Il fit signe à un petit groupe de ses disciples de poser les armes et de se rendre auprès de la première Agrimache. Lui-même se hissa sur un rocher élevé pour encourager ses hommes, et faire savoir à ces étrangers qui arrivaient qu’ils avaient affaire à un puissant sorcier qui ne les craignait pas.

Moïse se raidit en voyant cette meute désordonnée dévaler les rochers et accourir vers lui. Il se détendit en constatant qu’ils étaient sans armes.

« C’est le Sage du mont Table, dit enfin Curedent. Balle est avec lui. »

Le vieux Moon avait parlé à Moïse du Sage et de ses ouailles.

« Des Broncos, organisés en armée, comme nous ? fit Hugh. J’ai du mal à le croire, après ce que tu m’en as dit.

— Moi aussi, dit Moïse en hochant lentement la tête. Ça m’intéresserait beaucoup de connaître la raison de ce rassemblement. »

Moïse rencontra le Sage devant un feu de camp, en zone neutre entre les deux armées.

« Qu’est-ce qui vous a amenés ici ?

— Olga. Il doit y avoir un grand rassemblement. Olga pourvoira à notre nourriture. Elle nous protégera des chasseurs.
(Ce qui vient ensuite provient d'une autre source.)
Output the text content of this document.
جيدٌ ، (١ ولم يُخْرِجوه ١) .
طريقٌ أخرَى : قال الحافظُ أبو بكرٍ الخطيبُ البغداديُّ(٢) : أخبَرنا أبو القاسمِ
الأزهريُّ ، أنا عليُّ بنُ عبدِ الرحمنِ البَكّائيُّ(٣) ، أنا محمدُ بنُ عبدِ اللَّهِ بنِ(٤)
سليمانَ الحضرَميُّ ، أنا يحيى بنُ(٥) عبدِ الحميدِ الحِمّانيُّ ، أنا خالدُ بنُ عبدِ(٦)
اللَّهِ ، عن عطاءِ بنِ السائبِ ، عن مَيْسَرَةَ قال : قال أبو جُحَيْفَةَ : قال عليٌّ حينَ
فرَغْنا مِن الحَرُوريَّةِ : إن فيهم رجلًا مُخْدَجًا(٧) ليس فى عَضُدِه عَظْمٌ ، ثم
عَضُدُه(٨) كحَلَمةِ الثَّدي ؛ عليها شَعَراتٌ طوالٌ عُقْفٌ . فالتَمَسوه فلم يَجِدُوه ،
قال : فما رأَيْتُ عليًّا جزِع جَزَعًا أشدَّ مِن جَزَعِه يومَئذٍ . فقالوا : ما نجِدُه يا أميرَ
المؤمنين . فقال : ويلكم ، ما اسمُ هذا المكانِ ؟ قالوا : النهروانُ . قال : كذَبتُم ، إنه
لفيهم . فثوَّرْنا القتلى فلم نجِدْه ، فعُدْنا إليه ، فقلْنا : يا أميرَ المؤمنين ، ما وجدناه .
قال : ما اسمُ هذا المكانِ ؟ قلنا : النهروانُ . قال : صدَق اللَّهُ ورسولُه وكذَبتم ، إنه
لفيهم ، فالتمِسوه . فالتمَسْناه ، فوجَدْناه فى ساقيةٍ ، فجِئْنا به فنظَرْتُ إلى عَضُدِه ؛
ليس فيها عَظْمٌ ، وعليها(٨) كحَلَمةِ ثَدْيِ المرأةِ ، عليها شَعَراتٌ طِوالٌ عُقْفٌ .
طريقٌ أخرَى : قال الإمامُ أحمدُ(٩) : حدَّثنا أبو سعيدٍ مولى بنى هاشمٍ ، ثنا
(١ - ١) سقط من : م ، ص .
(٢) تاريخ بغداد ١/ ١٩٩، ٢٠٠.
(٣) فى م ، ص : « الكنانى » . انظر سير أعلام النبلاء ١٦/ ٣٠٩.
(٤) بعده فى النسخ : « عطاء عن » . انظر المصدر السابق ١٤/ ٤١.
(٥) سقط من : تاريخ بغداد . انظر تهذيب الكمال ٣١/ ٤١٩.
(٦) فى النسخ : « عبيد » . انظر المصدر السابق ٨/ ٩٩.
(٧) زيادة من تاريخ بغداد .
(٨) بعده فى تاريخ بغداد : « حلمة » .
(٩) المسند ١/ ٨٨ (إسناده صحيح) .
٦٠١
— C’est pour la nourriture que nous sommes ici, expliqua Moïse. Si votre Olga doit combler votre faim, elle ne vous a pas conduits au bon endroit. Toutes les terres ont été moissonnées au nord du 50e parallèle. Quel est l’état des récoltes, au sud ?

— Tout a été moissonné aussi. La fourmilière a cherché à nous affamer et nous a inondés sous la mousse.

— Tout est moissonné au sud du 50e ? » fit Moïse, surpris.

Le vieux mage acquiesça. Curedent couina.

Moïse et le Sage regardèrent chacun les visages anxieux de leurs fidèles affamés. Ils avaient atteint le Fleuve. Où était la manne ?

« Quand Olga doit-elle ?… commença Moïse.

— La prophétie s’accomplira lorsque les signes s’accorderont, dit avec fermeté le vieux sorcier.

— Quand le saurons-nous ? »

— Ce soir, je vais consulter ma boule de cristal, sous les étoiles. »

À la fin de la conférence, Moïse se releva pour aller rapporter à ses troupes enfiévrées ces maigres encouragements.

« Au fait, dit le Sage avant de partir, surveillez bien les chapeaux de puits sur votre terrain. Il y a des archers derrière les Portes des Garages. Ils font beaucoup de victimes à chaque fois. Mais notre Bricoleur a trouvé un moyen de défense.

— Merci de l’avertissement. »

Trois Broncos basanés, appuyés contre un chapeau de puits, admiraient l’œuvre du Bricoleur : de courtes épées étincelantes, au poli inégal, mais acérées. Dans le campement, tous dormaient ; dans chaque famille, on s’était pelotonné les uns contre les autres pour la nuit. Dans le ciel, les étoiles scintillaient.